Why have historians overlooked day-care mania?
July 27, 2012
“It has always intrigued me that, in a culture that is relentlessly self-critical… the pre-school hysteria and witch-hunts of the 1980s and ’90s (have) attracted little, if any, notice among historians and social analysts.
“Which is odd: We moderns like to think that we are exempt from some of the baser instincts of human nature, but hysteria, mob rule, and spectral fears are still very much with us.
“Moreover, in this instance, the American judicial system failed systematically, blighting hundreds of lives: Many more genuinely innocent people went to prison, and for longer terms, than any Communist during the McCarthy era.”
– From “Remember McMartin” by Philip Terzian in the Weekly Standard (Nov. 11, 2011)
Did jurors really believe ‘poop in the spaghetti’?
Jan. 25, 2015
Q: You said that Mr. Bob made spaghetti at the day care…. Now, when did Mr. Bob say that there was poop in the spaghetti?
A: After we, um, ate it.
Q: All right. Did – did you ever have to eat poop at the day care?
A: No.
Q: Okay. Did anybody try and make you eat poop at the day care?
A: Yes.
Q: Who?
A: Mr. Bob.
Q: Tell me about it.
A: I don’t remember it.
Q: You don’t remember it?
A: No.
Q: Well, how do you know Mr. Bob tried to do it?
A: What?
Q: Did somebody tell you about it?
A: No.
Q: Okay. Well, then tell me how Mr. Bob tried to make you eat poop.

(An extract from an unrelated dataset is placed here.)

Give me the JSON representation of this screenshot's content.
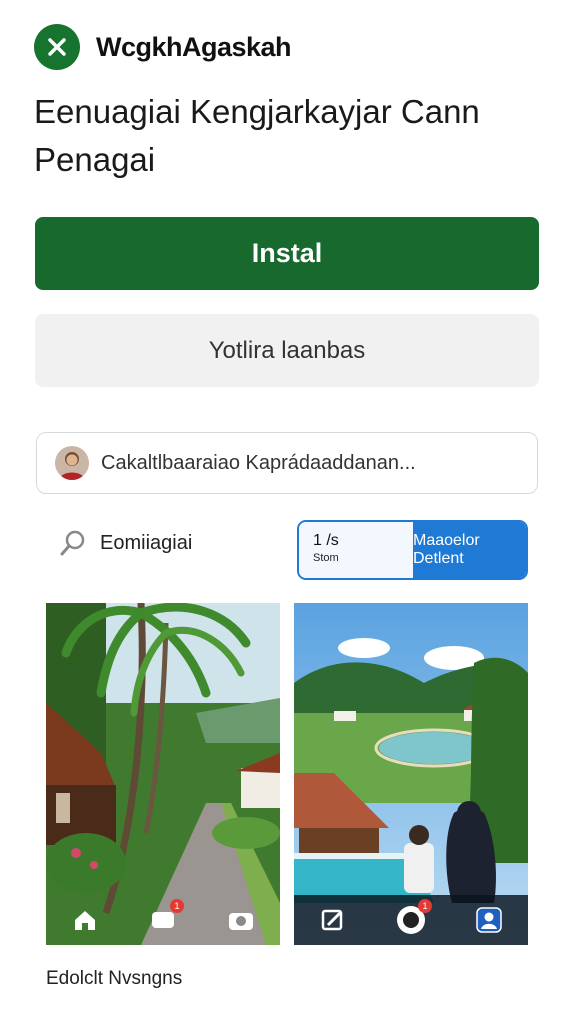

A: Um, he told me, um, to eat it.
Q: Okay. Where was it?
A: I forgot.
Q: You forgot. Well, was it in Ms. Shelly’s room?
A: No.
Q: Was it in the kitchen?
A: Yes.
Q: Okay. Well, did he make other kids eat poop while you were there?
A: Yes.
Q: Okay. Well, um, what happened when they ate it?
A: I don’t know.
– From defense attorney Jeffrey Miller’s cross-examination of a child witness in the trial of Bob Kelly
This exchange represents only a tiny fraction of the 7-year-old girl’s testimony, which stretched over two days and included similarly incoherent references to Kelly and other defendants having raped her, urinated in her mouth, threatened to kill her parents, sodomized her with pencils and sewing needles, taken her on boat and truck rides, forced her to witness the killing and burial of babies and small animals…..
How funny and trivial such childish imaginings would seem, if only the jury’s gullibility hadn’t sent Kelly to prison for six years. “The children were convincing,” insisted rogue juror Dennis T. Ray.
25 years of wrongful imprisonment – and counting
Jan. 23, 2012
Last week I visited Avery-Mitchell Correctional Institution in Spruce Pine to talk to Junior Chandler, who soon will have served 25 years on charges strikingly similar to those in the Little Rascals case.
Junior, now 54, may well be the last still-imprisoned victim of the ritual-abuse contagion that swept the nation’s day cares in the ’80s and early ’90s.
I’ll be updating his case soon.
In Junior’s former life in the mountain town of Revere, he told me, he was close to his parents, his wife and two boys, his two brothers.
Early on, he and his brothers helped their uncle grow tobacco and corn. Before driving a van for the Madison County Day Care Center, he had worked for the Forest Service, the Department of Transportation and Southern Railroad. At least one job he gave up because it interfered with his softball tournaments and night fishing.
In prison, visits from his family became less frequent, and eventually his wife filed for divorce. “Two life sentences,” Junior says. “She couldn’t wait, you know.” And his sons couldn’t keep watching him aging away in his prison grays.
When his father died in 1997, he attended the funeral in handcuffs. He worries about his mother, who recently suffered a stroke.
He sleeps in a bunk bed in a dorm with 33 other inmates. His assigned janitorial job is cleaning meal trays. For relaxation he plays volleyball and horseshoes, watches Westerns on TV, reads a little. His only write-up was a scuffle not long after he arrived. “It’s learning to walk away and how to carry yourself,” he says.
Of course I was touched by Junior’s deep sadness and resignation. Sometimes I find it too easy to minimize the emotional havoc wrought by incarceration of the guilty – just imagine what it must be like for the innocent.